Fractal analysis of cytoskeleton rearrangement in cardiac muscle during head-down tilt

Donald B. Thomason, Otis Anderson III, and Vandana Menon

Department of Physiology and Biophysics, University of Tennessee Health Science Center, Memphis, Tennessee 38163

ABSTRACT
INTRODUCTION
MATERIALS AND METHODS
RESULTS
DISCUSSION
ACKNOWLEDGEMENTS
FOOTNOTES
REFERENCES


ABSTRACT

Thomason, Donald B., Otis Anderson III, and Vandana Menon. Fractal analysis of cytoskeleton rearrangement in cardiac muscle during head-down tilt. J. Appl. Physiol. 81(4): 1522-1527, 1996.---Head-down tilt by tail suspension of the rat produces a volume, but not pressure, load on the heart. One response of the heart is cytoskeleton rearrangement, a phenomenon commonly referred to as disruption. In these experiments, we used fractal analysis as a means to measure complexity of the microtubule structures at 8 and 18 h after imposition of head-down tilt. Microtubules in whole tissue cardiac myocytes were stained with fluorescein colchicine and were visualized by confocal microscopy. The fractal dimensions (D) of the structures were calculated by the dilation method, which involves successively dilating the outline perimeter of the microtubule structures and measuring the area enclosed. The head-down tilt resulted in a progressive decrease in D (decreased complexity) when measured at small dilations of the perimeter, but the maximum D (maximum complexity) of the microtubule structures did not change with treatment. Analysis of the fold change in complexity as a function of the dilation indicates an almost twofold decrease in microtubule complexity at small kernel dilations. This decrease in complexity is associated with a more Gaussian distribution of microtubule diameters, indicating a less structured microtubule cytoskeleton. We interpret these data as a microtubule rearrangement, rather than erosion, because total tubulin fluorescence was not different between groups. This conclusion is supported by F-actin fluorescence data indicating a dispersed structure without loss of actin.

microtubules; actin filaments; volume load; myocyte; colchicine; complexity


INTRODUCTION

HEAD-DOWN TILT AND WEIGHTLESSNESS cause a significant increase in central venous pressure with little or no increase in arterial pressure (8, 9, 14, 16). This shift of blood presents a volume load on the heart, initially increasing end-diastolic volume and stretching the myocytes. At the ultrastructural level, the myocytes exhibit alteration of their microtubule and cytoskeletal structure (3, 11, 15). A quantitative analysis of cytoskeletal structural alteration is not straightforward, however, in part because of the complex structure of the cytoskeleton. Thus any alteration of the cytoskeleton has been termed "disruption," despite the likelihood that the rearrangement represents an adaptive restructuring to the volume load.

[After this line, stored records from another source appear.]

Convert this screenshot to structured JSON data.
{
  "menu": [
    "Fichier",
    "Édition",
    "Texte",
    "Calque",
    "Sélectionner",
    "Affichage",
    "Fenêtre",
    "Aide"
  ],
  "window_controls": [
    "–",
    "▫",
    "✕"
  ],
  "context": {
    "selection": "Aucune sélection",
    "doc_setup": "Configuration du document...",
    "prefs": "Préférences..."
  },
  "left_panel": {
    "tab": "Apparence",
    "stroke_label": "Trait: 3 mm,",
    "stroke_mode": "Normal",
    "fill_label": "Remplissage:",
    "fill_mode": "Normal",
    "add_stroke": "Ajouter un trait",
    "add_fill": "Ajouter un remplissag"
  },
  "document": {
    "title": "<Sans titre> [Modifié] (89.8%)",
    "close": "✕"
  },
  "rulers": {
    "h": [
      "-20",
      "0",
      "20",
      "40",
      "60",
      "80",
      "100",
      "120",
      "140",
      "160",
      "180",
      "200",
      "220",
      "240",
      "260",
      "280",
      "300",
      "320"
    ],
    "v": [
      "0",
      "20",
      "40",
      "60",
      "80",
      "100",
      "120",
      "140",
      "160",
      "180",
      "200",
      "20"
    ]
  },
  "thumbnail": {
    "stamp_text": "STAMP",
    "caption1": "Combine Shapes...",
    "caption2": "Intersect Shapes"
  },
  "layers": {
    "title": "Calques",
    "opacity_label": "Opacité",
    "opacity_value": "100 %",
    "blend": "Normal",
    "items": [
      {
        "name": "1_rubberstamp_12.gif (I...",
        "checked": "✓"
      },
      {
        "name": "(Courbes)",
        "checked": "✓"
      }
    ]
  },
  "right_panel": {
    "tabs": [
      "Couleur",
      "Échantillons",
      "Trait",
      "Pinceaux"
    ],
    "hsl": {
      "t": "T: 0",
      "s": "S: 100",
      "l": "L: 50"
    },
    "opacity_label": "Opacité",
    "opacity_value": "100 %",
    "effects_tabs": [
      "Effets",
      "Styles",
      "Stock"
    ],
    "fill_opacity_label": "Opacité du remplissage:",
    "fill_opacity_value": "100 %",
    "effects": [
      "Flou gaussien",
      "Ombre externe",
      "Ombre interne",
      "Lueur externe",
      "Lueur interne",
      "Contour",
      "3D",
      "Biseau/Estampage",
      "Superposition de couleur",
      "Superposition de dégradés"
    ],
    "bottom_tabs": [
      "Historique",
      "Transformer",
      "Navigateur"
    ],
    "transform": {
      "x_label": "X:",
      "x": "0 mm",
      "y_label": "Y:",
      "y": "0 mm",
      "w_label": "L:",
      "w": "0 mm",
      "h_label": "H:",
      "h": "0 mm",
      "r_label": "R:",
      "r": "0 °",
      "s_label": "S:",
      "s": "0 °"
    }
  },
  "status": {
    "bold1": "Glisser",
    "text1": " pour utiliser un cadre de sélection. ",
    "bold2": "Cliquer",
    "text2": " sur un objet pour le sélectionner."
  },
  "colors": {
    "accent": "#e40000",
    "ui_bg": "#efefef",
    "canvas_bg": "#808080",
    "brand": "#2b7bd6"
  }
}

Any macromolecular structure will have a tendency to exhibit repetition of the structure due to the limited number of interactions in which its constituent subunits can participate. This repetition suggests the possibility of fractal analysis to measure complexity. Fractal geometry provides a means for quantitatively analyzing structures in terms of their fractal dimension, a statistic describing the degree of complexity of the structure (7). Thus we can statistically test the effect of a treatment on the complexity of a macromolecular structure by calculating the fractal dimension, providing a probabilistic accounting of the effects of the treatment as support for the qualitative description.

In this paper, we apply the technique of fractal analysis to calculate a fractal dimension for the microtubule cytoskeleton within rat cardiac myocytes as the myocytes respond to the hemodynamic load of head-down tilt. We will show that the myocytes exhibit a rearrangement of their cytoskeleton within 18 h that is nearly a twofold decrease in complexity. Because the cytoskeleton is important for both structural and biochemical integrity of the myocyte, these data provide insight into the adaptive response of the heart to volume loading.


MATERIALS AND METHODS

Animal care. Female Sprague-Dawley rats (200-250 g) were used for all experiments. Animals were housed in light- and temperature-controlled quarters where they received food and water ad libitum. Animals were randomly assigned to control or experimental groups. Control animals were housed and handled identically to the experimental animals. Animals in the head-down suspension group received a tail-traction bandage, as previously described (20). The experimental animals were placed in a suspension cage where they had free access to food and water but were prevented from placing their hind limbs on the floor of the cage; the angle of head-down tilt was ~30°, depending on posture and movement of the animal. All procedures were approved by the Animal Care and Use Committee of the University of Tennessee, Memphis.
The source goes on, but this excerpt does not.